The typical implementation involves a Change Data Capture (CDC) mechanism. Tools like Debezium are excellent for this. Debezium monitors the database’s transaction log (e.g., PostgreSQL’s Write-Ahead Log or WAL) and captures row-level changes. When a new row appears in outbox_events with published_at as NULL, Debezium sees this as an insert and can route it directly to Kafka. This decouples the database from directly interacting with Kafka, reducing complexity and potential failure points within the application transaction itself.

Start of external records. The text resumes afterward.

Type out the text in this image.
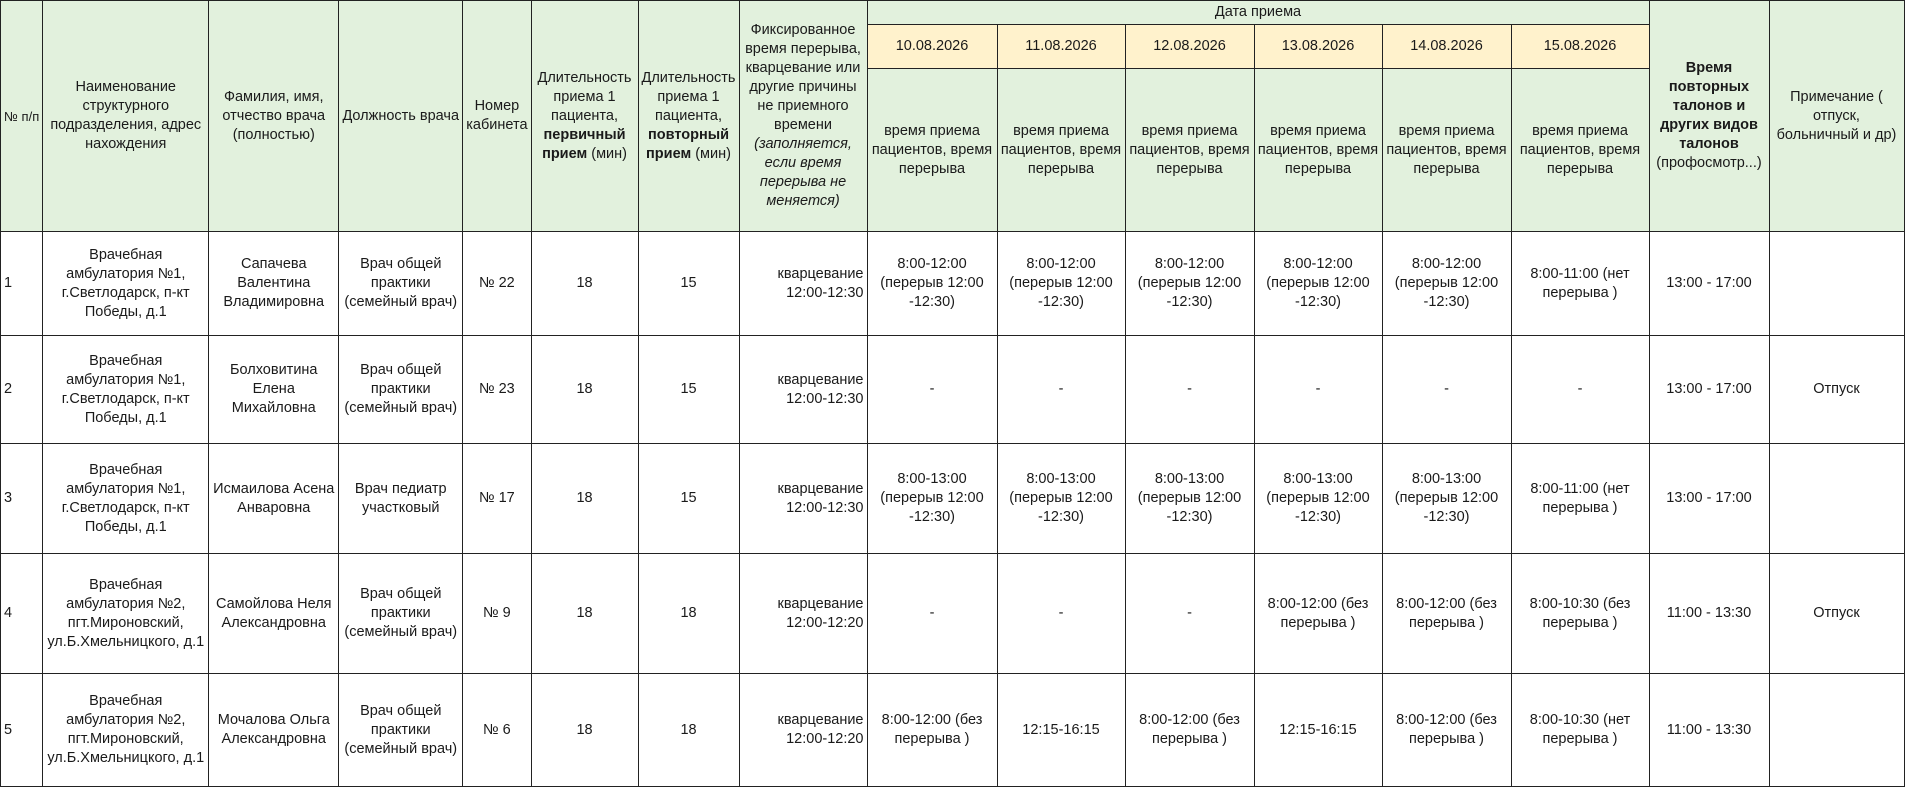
№ п/п	Наименование структурного подразделения, адрес нахождения	Фамилия, имя, отчество врача (полностью)	Должность врача	Номер кабинета	Длительность приема 1 пациента, первичный прием (мин)	Длительность приема 1 пациента, повторный прием (мин)	Фиксированное время перерыва, кварцевание или другие причины не приемного времени (заполняется, если время перерыва не меняется)	Дата приема						Время повторных талонов и других видов талонов (профосмотр...)	Примечание ( отпуск, больничный и др)
								10.08.2026	11.08.2026	12.08.2026	13.08.2026	14.08.2026	15.08.2026		
								время приема пациентов, время перерыва	время приема пациентов, время перерыва	время приема пациентов, время перерыва	время приема пациентов, время перерыва	время приема пациентов, время перерыва	время приема пациентов, время перерыва		
1	Врачебная амбулатория №1, г.Светлодарск, п-кт Победы, д.1	Сапачева Валентина Владимировна	Врач общей практики (семейный врач)	№ 22	18	15	кварцевание 12:00-12:30	8:00-12:00 (перерыв 12:00 -12:30)	8:00-12:00 (перерыв 12:00 -12:30)	8:00-12:00 (перерыв 12:00 -12:30)	8:00-12:00 (перерыв 12:00 -12:30)	8:00-12:00 (перерыв 12:00 -12:30)	8:00-11:00 (нет перерыва )	13:00 - 17:00	
2	Врачебная амбулатория №1, г.Светлодарск, п-кт Победы, д.1	Болховитина Елена Михайловна	Врач общей практики (семейный врач)	№ 23	18	15	кварцевание 12:00-12:30	-	-	-	-	-	-	13:00 - 17:00	Отпуск
3	Врачебная амбулатория №1, г.Светлодарск, п-кт Победы, д.1	Исмаилова Асена Анваровна	Врач педиатр участковый	№ 17	18	15	кварцевание 12:00-12:30	8:00-13:00 (перерыв 12:00 -12:30)	8:00-13:00 (перерыв 12:00 -12:30)	8:00-13:00 (перерыв 12:00 -12:30)	8:00-13:00 (перерыв 12:00 -12:30)	8:00-13:00 (перерыв 12:00 -12:30)	8:00-11:00 (нет перерыва )	13:00 - 17:00	
4	Врачебная амбулатория №2, пгт.Мироновский, ул.Б.Хмельницкого, д.1	Самойлова Неля Александровна	Врач общей практики (семейный врач)	№ 9	18	18	кварцевание 12:00-12:20	-	-	-	8:00-12:00 (без перерыва )	8:00-12:00 (без перерыва )	8:00-10:30 (без перерыва )	11:00 - 13:30	Отпуск
5	Врачебная амбулатория №2, пгт.Мироновский, ул.Б.Хмельницкого, д.1	Мочалова Ольга Александровна	Врач общей практики (семейный врач)	№ 6	18	18	кварцевание 12:00-12:20	8:00-12:00 (без перерыва )	12:15-16:15	8:00-12:00 (без перерыва )	12:15-16:15	8:00-12:00 (без перерыва )	8:00-10:30 (нет перерыва )	11:00 - 13:30	
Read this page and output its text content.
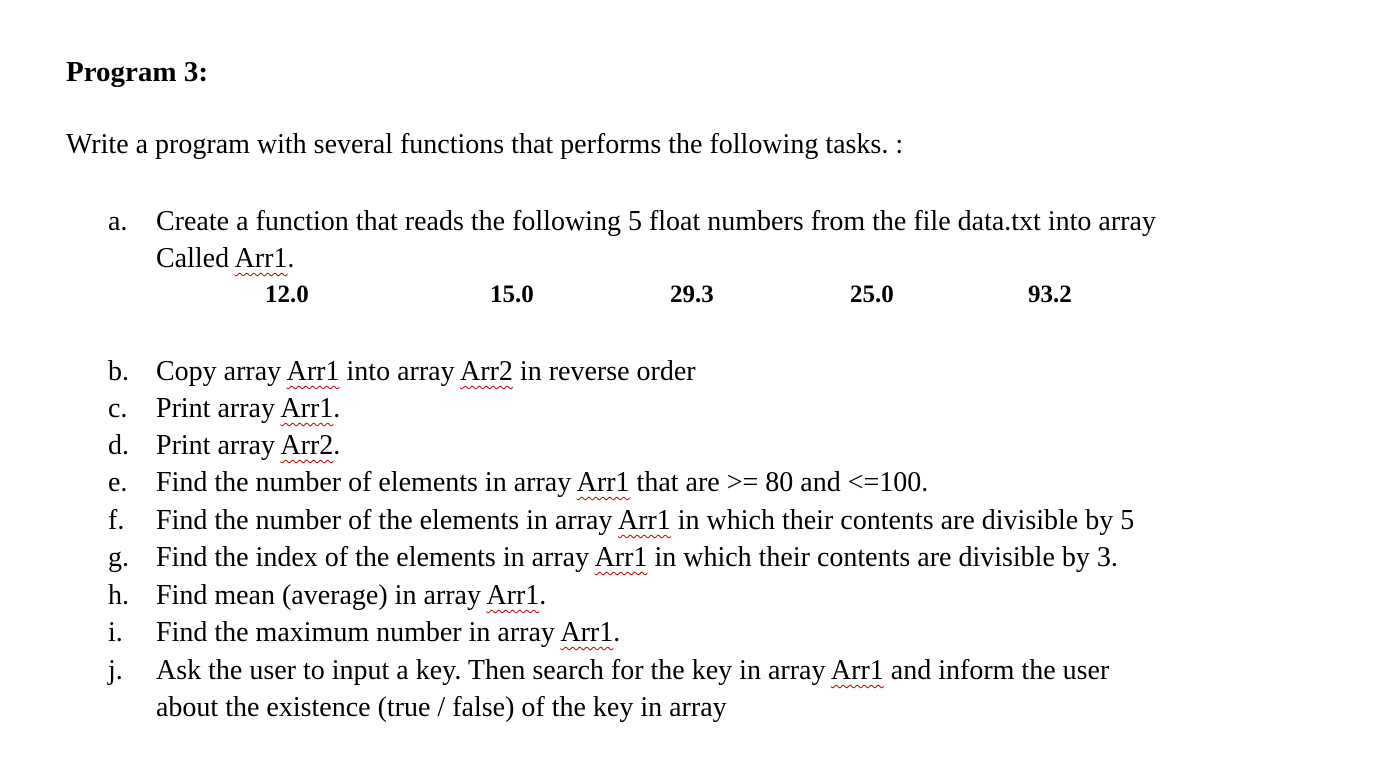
Program 3:
Write a program with several functions that performs the following tasks. :
a. Create a function that reads the following 5 float numbers from the file data.txt into array
Called Arr1.
12.0	15.0	29.3	25.0	93.2
b. Copy array Arr1 into array Arr2 in reverse order
c. Print array Arr1.
d. Print array Arr2.
e. Find the number of elements in array Arr1 that are >= 80 and <=100.
f. Find the number of the elements in array Arr1 in which their contents are divisible by 5
g. Find the index of the elements in array Arr1 in which their contents are divisible by 3.
h. Find mean (average) in array Arr1.
i. Find the maximum number in array Arr1.
j. Ask the user to input a key. Then search for the key in array Arr1 and inform the user
about the existence (true / false) of the key in array
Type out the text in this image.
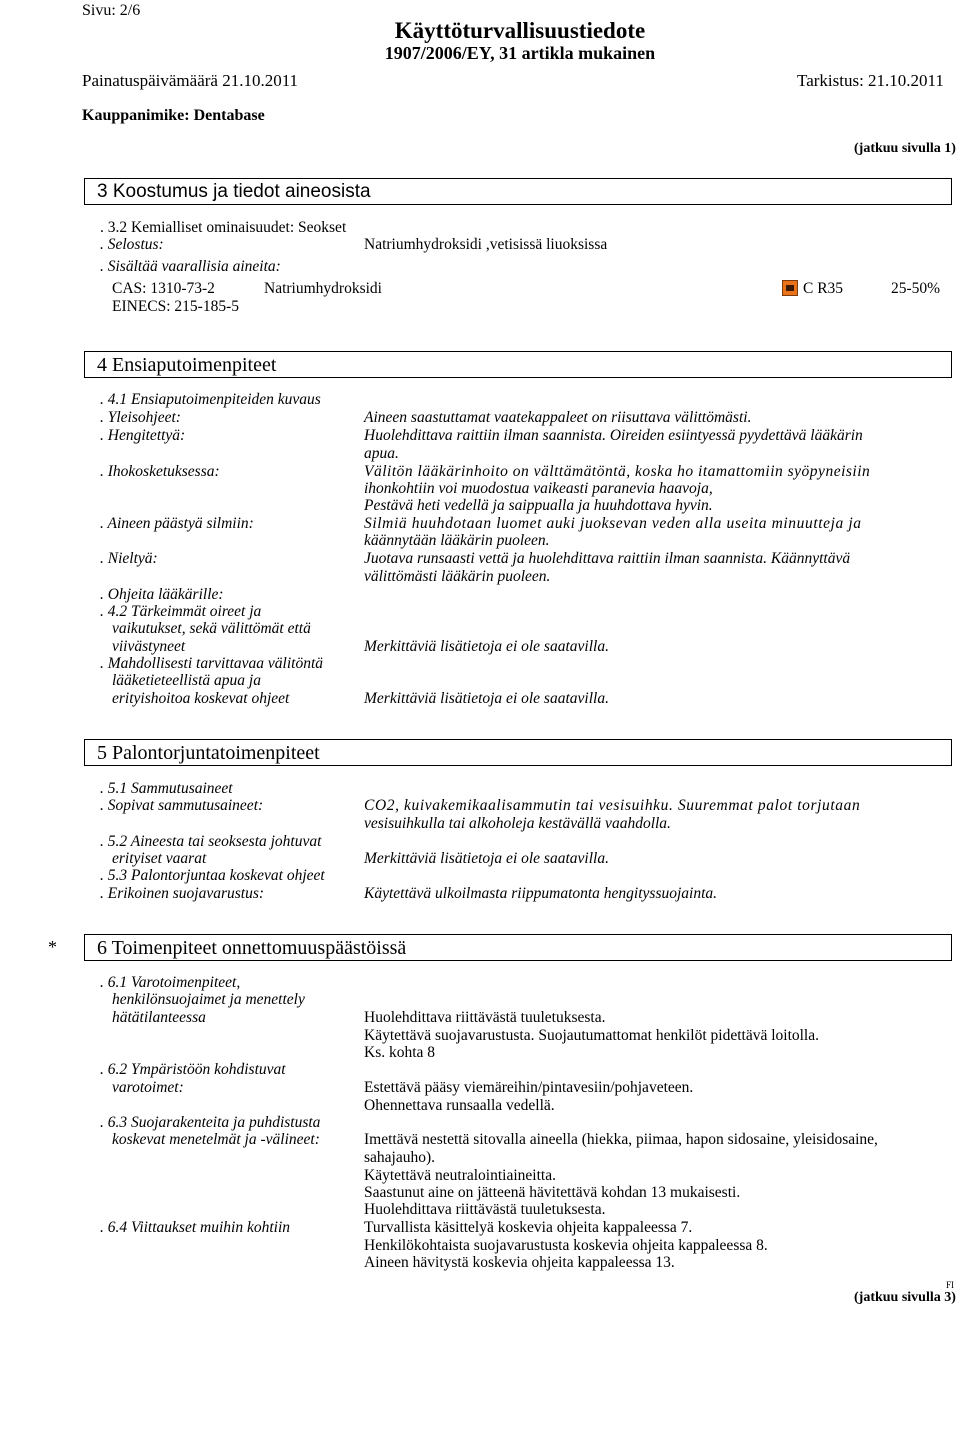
Sivu: 2/6
Käyttöturvallisuustiedote
1907/2006/EY, 31 artikla mukainen
Painatuspäivämäärä 21.10.2011	Tarkistus: 21.10.2011
Kauppanimike: Dentabase
(jatkuu sivulla 1)
3 Koostumus ja tiedot aineosista
. 3.2 Kemialliset ominaisuudet: Seokset
. Selostus:	Natriumhydroksidi ,vetisissä liuoksissa
. Sisältää vaarallisia aineita:
CAS: 1310-73-2	Natriumhydroksidi	C R35	25-50%
EINECS: 215-185-5
4 Ensiaputoimenpiteet
. 4.1 Ensiaputoimenpiteiden kuvaus
. Yleisohjeet:	Aineen saastuttamat vaatekappaleet on riisuttava välittömästi.
. Hengitettyä:	Huolehdittava raittiin ilman saannista. Oireiden esiintyessä pyydettävä lääkärin
apua.
. Ihokosketuksessa:	Välitön lääkärinhoito on välttämätöntä, koska ho itamattomiin syöpyneisiin
ihonkohtiin voi muodostua vaikeasti paranevia haavoja,
Pestävä heti vedellä ja saippualla ja huuhdottava hyvin.
. Aineen päästyä silmiin:	Silmiä huuhdotaan luomet auki juoksevan veden alla useita minuutteja ja
käännytään lääkärin puoleen.
. Nieltyä:	Juotava runsaasti vettä ja huolehdittava raittiin ilman saannista. Käännyttävä
välittömästi lääkärin puoleen.
. Ohjeita lääkärille:
. 4.2 Tärkeimmät oireet ja
vaikutukset, sekä välittömät että
viivästyneet	Merkittäviä lisätietoja ei ole saatavilla.
. Mahdollisesti tarvittavaa välitöntä
lääketieteellistä apua ja
erityishoitoa koskevat ohjeet	Merkittäviä lisätietoja ei ole saatavilla.
5 Palontorjuntatoimenpiteet
. 5.1 Sammutusaineet
. Sopivat sammutusaineet:	CO2, kuivakemikaalisammutin tai vesisuihku. Suuremmat palot torjutaan
vesisuihkulla tai alkoholeja kestävällä vaahdolla.
. 5.2 Aineesta tai seoksesta johtuvat
erityiset vaarat	Merkittäviä lisätietoja ei ole saatavilla.
. 5.3 Palontorjuntaa koskevat ohjeet
. Erikoinen suojavarustus:	Käytettävä ulkoilmasta riippumatonta hengityssuojainta.
* 6 Toimenpiteet onnettomuuspäästöissä
. 6.1 Varotoimenpiteet,
henkilönsuojaimet ja menettely
hätätilanteessa	Huolehdittava riittävästä tuuletuksesta.
Käytettävä suojavarustusta. Suojautumattomat henkilöt pidettävä loitolla.
Ks. kohta 8
. 6.2 Ympäristöön kohdistuvat
varotoimet:	Estettävä pääsy viemäreihin/pintavesiin/pohjaveteen.
Ohennettava runsaalla vedellä.
. 6.3 Suojarakenteita ja puhdistusta
koskevat menetelmät ja -välineet:	Imettävä nestettä sitovalla aineella (hiekka, piimaa, hapon sidosaine, yleisidosaine,
sahajauho).
Käytettävä neutralointiaineitta.
Saastunut aine on jätteenä hävitettävä kohdan 13 mukaisesti.
Huolehdittava riittävästä tuuletuksesta.
. 6.4 Viittaukset muihin kohtiin	Turvallista käsittelyä koskevia ohjeita kappaleessa 7.
Henkilökohtaista suojavarustusta koskevia ohjeita kappaleessa 8.
Aineen hävitystä koskevia ohjeita kappaleessa 13.
FI
(jatkuu sivulla 3)
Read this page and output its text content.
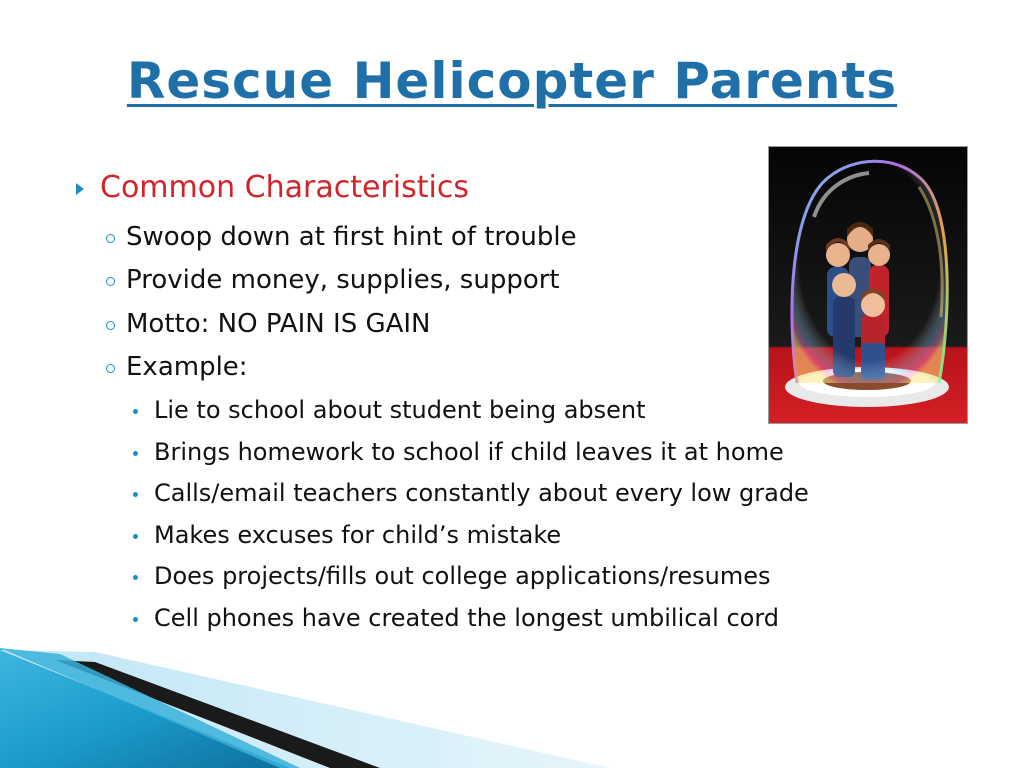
Rescue Helicopter Parents
Common Characteristics
Swoop down at first hint of trouble
Provide money, supplies, support
Motto: NO PAIN IS GAIN
Example:
Lie to school about student being absent
Brings homework to school if child leaves it at home
Calls/email teachers constantly about every low grade
Makes excuses for child’s mistake
Does projects/fills out college applications/resumes
Cell phones have created the longest umbilical cord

The CDC approach, specifically using Debezium, is often preferred because it doesn’t require polling the outbox_events table. Instead, it reads directly from the database’s transaction log, which is more efficient and provides near real-time delivery. Debezium can be configured to filter for specific tables and columns, and crucially, to only pick up rows that meet certain criteria, like published_at IS NULL. Once published to Kafka, Debezium can then trigger an update on the outbox_events table to set published_at, effectively marking the event as processed without the publisher needing direct database access.
The most surprising part is how the "published_at" update is often handled. Many assume the CDC connector directly updates the outbox_events table after successfully publishing to Kafka. In reality, a common and robust pattern is for the CDC connector to only read the new outbox events. The application that initially wrote to the outbox table is also responsible for updating the published_at timestamp after it receives an acknowledgement from Kafka that the message was successfully written. This ensures that the application itself knows the event was published before marking it as done in the database, preventing duplicate publishes if the CDC connector restarts.
The next hurdle you’ll encounter is managing event schemas and ensuring backward compatibility as your event payloads evolve.